On the occasion of the EMOP Berlin – European Month of Photography 2023, we invited professional and amateur photographers to submit images that explore the expanded surfaces of digital photographic images. Although digital images on screens and smartphones play a significant role in our everyday social lives, media and networks, they are still often underestimated as photographic practices with potential for critical agency and aesthetics. 

This open call aimed to engage critically with smartphone imagery to unfold the potential of a Re:Touch.

Digital imagery can be a bridge and a barrier of connectivity. By capturing a singular visual moment with a smartphone camera, the complexity of the analogue world may be lost, while reality itself is reconfigured as a pixelated landscape. Representations are rendered through binary codes or generated by non-human agents and often disseminate established visual codes of power that reproduce biases such as race, class and gender. At the same time users are more critically entangled with the production and display of these images than ever, as they are bound up in the continuous flow of, amongst others, social media feeds, mapping simulations and games. We want to question how the smartphone give users the interfaces and tools needed for capturing moments while also allowing them to criticize and deviate from dominant forms of representation, unfolding a disruptive force through the performativity of expanded surfaces:

  • How can smartphone photography create new visualizations to restore relationships with ourselves, each other and the world within and beyond screens?

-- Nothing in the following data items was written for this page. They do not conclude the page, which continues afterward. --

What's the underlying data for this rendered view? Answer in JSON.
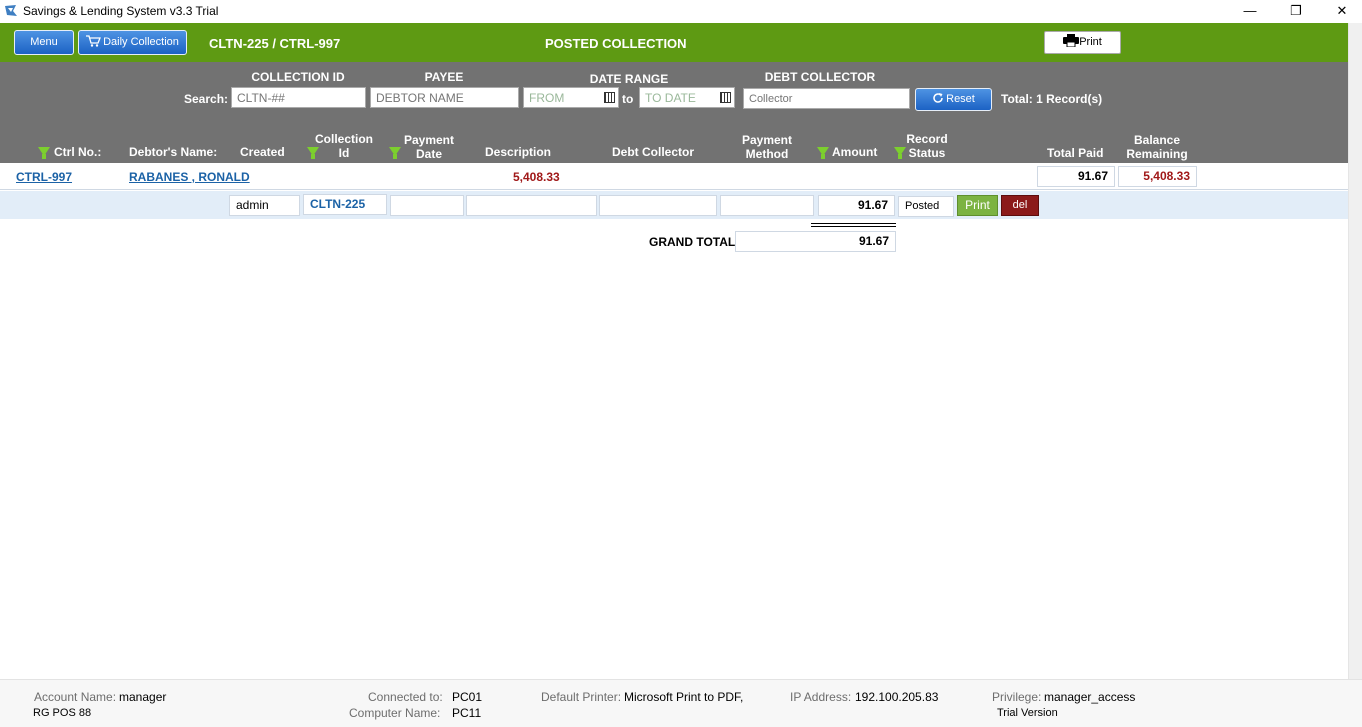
{
  "window": {
    "title": "Savings & Lending System v3.3 Trial",
    "minimize": "—",
    "restore": "❐",
    "close": "✕"
  },
  "toolbar": {
    "menu_label": "Menu",
    "daily_collection_label": "Daily Collection",
    "doc_code": "CLTN-225 / CTRL-997",
    "heading": "POSTED COLLECTION",
    "print_label": "Print"
  },
  "filters": {
    "search_label": "Search:",
    "collection_id_label": "COLLECTION ID",
    "collection_id_placeholder": "CLTN-##",
    "payee_label": "PAYEE",
    "payee_placeholder": "DEBTOR NAME",
    "date_range_label": "DATE RANGE",
    "from_placeholder": "FROM",
    "to_label": "to",
    "to_placeholder": "TO DATE",
    "debt_collector_label": "DEBT COLLECTOR",
    "collector_placeholder": "Collector",
    "reset_label": "Reset",
    "total_records": "Total: 1 Record(s)"
  },
  "columns": {
    "ctrl_no": "Ctrl No.:",
    "debtor_name": "Debtor's Name:",
    "created": "Created",
    "collection_id": "Collection Id",
    "payment_date": "Payment Date",
    "description": "Description",
    "debt_collector": "Debt Collector",
    "payment_method": "Payment Method",
    "amount": "Amount",
    "record_status": "Record Status",
    "total_paid": "Total Paid",
    "balance_remaining": "Balance Remaining"
  },
  "record": {
    "ctrl_no": "CTRL-997",
    "debtor_name": "RABANES , RONALD",
    "description": "5,408.33",
    "total_paid": "91.67",
    "balance_remaining": "5,408.33"
  },
  "detail": {
    "created": "admin",
    "collection_id": "CLTN-225",
    "payment_date": "",
    "description": "",
    "debt_collector": "",
    "payment_method": "",
    "amount": "91.67",
    "status": "Posted",
    "print_label": "Print",
    "del_label": "del"
  },
  "grand_total": {
    "label": "GRAND TOTAL:",
    "value": "91.67"
  },
  "footer": {
    "account_name_label": "Account Name:",
    "account_name": "manager",
    "pos_name": "RG POS 88",
    "connected_to_label": "Connected to:",
    "connected_to": "PC01",
    "computer_name_label": "Computer Name:",
    "computer_name": "PC11",
    "default_printer_label": "Default Printer:",
    "default_printer": "Microsoft Print to PDF,",
    "ip_address_label": "IP Address:",
    "ip_address": "192.100.205.83",
    "privilege_label": "Privilege:",
    "privilege": "manager_access",
    "version": "Trial Version"
  },
  "colors": {
    "toolbar_green": "#5e9a13",
    "band_grey": "#727272",
    "link_blue": "#1b62a6",
    "balance_red": "#a01818",
    "button_blue": "#1c62c4",
    "del_red": "#8b1a1a"
  }
}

  • What affective relationships and resiliencies may emerge from capturing phenomena beyond the established visual codes of social media systems?
  • What strategies emphasize decolonial and/or queer constructions of identity as socially engaged practices?

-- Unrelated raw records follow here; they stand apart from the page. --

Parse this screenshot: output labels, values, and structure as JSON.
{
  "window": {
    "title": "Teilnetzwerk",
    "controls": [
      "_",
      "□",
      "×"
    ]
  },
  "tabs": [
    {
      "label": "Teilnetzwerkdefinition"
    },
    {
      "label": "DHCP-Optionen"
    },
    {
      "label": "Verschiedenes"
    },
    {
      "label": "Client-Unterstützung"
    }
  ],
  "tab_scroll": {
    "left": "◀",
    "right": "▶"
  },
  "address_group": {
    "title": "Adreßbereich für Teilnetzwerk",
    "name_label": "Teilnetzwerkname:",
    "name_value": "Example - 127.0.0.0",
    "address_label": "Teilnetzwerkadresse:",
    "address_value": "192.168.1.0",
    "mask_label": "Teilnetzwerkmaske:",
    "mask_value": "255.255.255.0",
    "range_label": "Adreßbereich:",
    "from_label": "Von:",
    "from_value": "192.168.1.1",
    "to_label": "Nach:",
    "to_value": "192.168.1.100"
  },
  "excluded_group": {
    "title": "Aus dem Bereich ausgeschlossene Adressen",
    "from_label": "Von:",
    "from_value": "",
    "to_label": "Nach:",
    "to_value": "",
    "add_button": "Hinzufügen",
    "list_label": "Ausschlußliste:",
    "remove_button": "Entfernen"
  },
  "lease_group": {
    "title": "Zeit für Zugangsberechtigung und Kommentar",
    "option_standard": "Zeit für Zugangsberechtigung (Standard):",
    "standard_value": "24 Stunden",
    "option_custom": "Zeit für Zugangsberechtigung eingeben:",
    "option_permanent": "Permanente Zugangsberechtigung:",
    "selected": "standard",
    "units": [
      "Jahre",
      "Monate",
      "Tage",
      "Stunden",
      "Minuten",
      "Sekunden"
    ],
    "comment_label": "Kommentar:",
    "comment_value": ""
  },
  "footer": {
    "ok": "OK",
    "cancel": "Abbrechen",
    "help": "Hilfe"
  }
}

  • How do these relationships critically reflect on political aspects of their own circulating interconnectedness?
  • Which screenshots effectively document a critique of digital image processing?
  • How do we encounter non-human photographs in a virtual environment?

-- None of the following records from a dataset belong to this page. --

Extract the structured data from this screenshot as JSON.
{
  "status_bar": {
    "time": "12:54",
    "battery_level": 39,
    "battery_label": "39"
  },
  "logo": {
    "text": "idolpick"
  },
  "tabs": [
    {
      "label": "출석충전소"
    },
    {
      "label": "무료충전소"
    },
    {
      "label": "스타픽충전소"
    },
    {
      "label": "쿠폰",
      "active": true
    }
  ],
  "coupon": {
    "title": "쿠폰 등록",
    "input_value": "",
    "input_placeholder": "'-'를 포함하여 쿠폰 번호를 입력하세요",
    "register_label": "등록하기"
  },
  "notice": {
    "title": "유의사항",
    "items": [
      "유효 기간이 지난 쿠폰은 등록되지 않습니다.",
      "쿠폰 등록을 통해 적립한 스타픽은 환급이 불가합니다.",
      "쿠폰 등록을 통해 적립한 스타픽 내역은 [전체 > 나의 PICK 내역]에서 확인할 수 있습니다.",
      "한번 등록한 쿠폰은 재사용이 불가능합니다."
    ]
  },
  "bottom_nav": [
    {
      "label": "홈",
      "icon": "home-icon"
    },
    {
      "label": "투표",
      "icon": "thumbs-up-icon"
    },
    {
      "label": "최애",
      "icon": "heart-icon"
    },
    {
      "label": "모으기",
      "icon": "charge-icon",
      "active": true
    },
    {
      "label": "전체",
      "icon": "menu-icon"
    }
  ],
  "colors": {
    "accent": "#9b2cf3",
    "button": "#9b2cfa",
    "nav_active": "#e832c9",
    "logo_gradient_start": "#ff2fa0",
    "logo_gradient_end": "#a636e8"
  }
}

  • What role do digital errors and glitches play in relation to digital infrastructures of power relations?

We were looking for photographs that use the smartphone as a starting point for a Re:Touch, the haptic politics of image surfaces. The technique could include but was not limited to selfies, snapshots, screenshots or photogrammetry. The approaches submitted negotiated personal themes, critical interventions or experimental digital photographic practices to overcome new and old boundaries of connectivity.